At the Fortune Brainstorm AI event in December 2025, Navrina Singh of Credo AI laid out a framework that explains why enterprise AI governance keeps failing despite unprecedented executive attention and investment.
The first gap is visibility. Most organizations cannot produce a comprehensive inventory of where AI is being used across the business. Shadow AI tools proliferate on personal accounts. Sanctioned projects exist in departmental silos. Experimental pilots run without central oversight. The average enterprise hosts 1,200 unofficial applications, according to Kiteworks research, and 86 percent of organizations are blind to AI data flows. You cannot govern what you cannot see.
The second gap is conceptual. There is a persistent myth that governance equals regulation. Boards ask about compliance. Committees focus on regulatory requirements. But governance is much broader: it includes understanding and mitigating risk, proving product quality and reliability, ensuring alignment with organizational values, and demonstrating that AI systems actually do what they are supposed to do in production. When governance is reduced to a compliance checkbox, major gaps emerge in operational safety, data quality, and system reliability.

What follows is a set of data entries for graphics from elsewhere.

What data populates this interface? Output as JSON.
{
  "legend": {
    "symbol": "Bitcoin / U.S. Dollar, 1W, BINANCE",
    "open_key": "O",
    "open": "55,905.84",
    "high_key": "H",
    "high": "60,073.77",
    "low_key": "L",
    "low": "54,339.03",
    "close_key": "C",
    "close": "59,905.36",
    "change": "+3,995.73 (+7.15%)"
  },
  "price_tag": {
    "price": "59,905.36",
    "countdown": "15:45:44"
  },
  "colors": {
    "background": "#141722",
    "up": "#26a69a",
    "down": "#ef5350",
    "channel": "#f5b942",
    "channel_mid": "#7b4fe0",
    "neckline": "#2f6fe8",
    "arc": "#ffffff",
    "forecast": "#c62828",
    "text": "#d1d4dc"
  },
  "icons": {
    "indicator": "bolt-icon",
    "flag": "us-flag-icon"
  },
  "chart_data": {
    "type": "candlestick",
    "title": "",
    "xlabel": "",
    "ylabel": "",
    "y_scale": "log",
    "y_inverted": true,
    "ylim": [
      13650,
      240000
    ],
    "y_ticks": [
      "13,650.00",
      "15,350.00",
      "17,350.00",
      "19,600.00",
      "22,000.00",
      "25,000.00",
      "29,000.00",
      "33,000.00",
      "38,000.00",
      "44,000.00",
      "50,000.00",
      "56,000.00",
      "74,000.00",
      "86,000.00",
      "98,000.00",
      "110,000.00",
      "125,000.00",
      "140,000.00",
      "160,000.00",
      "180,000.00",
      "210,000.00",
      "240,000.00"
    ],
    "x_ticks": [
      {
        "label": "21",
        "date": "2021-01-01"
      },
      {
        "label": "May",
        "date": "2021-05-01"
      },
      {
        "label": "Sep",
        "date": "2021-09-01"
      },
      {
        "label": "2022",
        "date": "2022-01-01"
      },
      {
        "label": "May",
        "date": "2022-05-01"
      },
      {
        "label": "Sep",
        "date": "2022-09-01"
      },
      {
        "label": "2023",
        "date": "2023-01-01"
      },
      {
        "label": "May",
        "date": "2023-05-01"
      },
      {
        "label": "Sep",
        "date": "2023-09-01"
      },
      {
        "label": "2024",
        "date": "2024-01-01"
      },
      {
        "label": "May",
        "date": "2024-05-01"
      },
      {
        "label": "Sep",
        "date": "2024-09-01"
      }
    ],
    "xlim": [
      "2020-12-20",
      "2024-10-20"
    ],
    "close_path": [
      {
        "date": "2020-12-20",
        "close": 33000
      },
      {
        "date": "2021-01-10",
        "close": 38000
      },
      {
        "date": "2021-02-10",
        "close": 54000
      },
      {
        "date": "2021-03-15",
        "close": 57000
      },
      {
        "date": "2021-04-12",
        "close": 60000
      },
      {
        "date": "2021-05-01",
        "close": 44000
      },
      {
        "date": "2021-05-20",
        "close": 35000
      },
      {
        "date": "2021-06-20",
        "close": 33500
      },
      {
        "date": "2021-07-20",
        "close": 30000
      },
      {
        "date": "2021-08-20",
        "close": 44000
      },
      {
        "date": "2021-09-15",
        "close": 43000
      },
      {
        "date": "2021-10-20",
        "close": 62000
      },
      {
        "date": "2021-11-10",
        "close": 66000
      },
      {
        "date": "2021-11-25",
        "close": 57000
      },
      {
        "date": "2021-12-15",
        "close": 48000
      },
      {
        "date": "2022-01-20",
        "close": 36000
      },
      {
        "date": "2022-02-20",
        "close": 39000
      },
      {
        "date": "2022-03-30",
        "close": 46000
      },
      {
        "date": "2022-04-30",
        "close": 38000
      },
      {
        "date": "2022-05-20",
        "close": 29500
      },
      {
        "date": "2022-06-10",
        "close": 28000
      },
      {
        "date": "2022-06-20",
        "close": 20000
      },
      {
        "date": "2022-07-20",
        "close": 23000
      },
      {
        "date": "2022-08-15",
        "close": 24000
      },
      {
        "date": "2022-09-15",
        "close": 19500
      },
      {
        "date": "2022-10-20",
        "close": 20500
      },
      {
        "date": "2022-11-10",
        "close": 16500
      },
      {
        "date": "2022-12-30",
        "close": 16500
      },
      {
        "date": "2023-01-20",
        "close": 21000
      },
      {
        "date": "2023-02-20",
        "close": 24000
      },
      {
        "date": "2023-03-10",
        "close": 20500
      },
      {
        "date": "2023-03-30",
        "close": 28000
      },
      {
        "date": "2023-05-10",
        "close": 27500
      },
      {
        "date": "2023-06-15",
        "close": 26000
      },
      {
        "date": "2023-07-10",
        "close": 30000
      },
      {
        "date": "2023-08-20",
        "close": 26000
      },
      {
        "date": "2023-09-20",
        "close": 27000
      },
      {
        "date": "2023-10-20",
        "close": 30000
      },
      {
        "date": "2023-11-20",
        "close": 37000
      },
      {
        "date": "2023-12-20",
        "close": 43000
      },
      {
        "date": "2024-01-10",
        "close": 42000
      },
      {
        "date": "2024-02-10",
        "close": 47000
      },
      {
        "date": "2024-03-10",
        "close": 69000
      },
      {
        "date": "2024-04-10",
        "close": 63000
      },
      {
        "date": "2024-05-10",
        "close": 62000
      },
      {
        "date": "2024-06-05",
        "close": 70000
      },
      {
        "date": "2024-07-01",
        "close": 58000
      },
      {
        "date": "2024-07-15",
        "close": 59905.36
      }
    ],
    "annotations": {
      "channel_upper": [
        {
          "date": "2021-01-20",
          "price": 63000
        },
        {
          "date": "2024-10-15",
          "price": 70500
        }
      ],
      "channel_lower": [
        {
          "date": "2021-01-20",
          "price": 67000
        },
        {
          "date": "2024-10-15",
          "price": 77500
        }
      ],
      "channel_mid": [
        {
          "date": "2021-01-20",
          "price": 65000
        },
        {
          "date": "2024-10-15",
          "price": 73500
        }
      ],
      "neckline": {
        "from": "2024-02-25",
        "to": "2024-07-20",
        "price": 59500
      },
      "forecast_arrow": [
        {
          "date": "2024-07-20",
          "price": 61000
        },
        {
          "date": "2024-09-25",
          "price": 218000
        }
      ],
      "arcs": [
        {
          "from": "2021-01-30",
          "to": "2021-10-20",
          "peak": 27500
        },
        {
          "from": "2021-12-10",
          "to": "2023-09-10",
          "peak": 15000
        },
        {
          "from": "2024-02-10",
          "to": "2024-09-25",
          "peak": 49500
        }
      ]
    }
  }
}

The third gap is literacy. If only a small AI team truly understands the technology while the rest of the organization is buying, deploying, and using AI-enabled tools, governance frameworks cannot translate into responsible decisions. Governance without literacy is theater — the frameworks exist on paper but have no practical effect on how AI is actually used.
These three gaps share a common characteristic: none of them are solved by hiring more people, creating more committees, or writing more policy documents. They require infrastructure.
Visibility requires a network-layer system that can discover and inventory every AI interaction in the enterprise, regardless of whether it was sanctioned. Conceptual clarity requires a policy engine that enforces not just regulatory requirements but organizational data classification, quality standards, and ethical guidelines. Literacy requires governance tooling that is transparent enough for non-specialists to understand what it is doing and why.
The 86 percent of Fortune 500 companies that are not AI-ready are not lacking commitment. They are lacking the operational infrastructure that converts commitment into capability.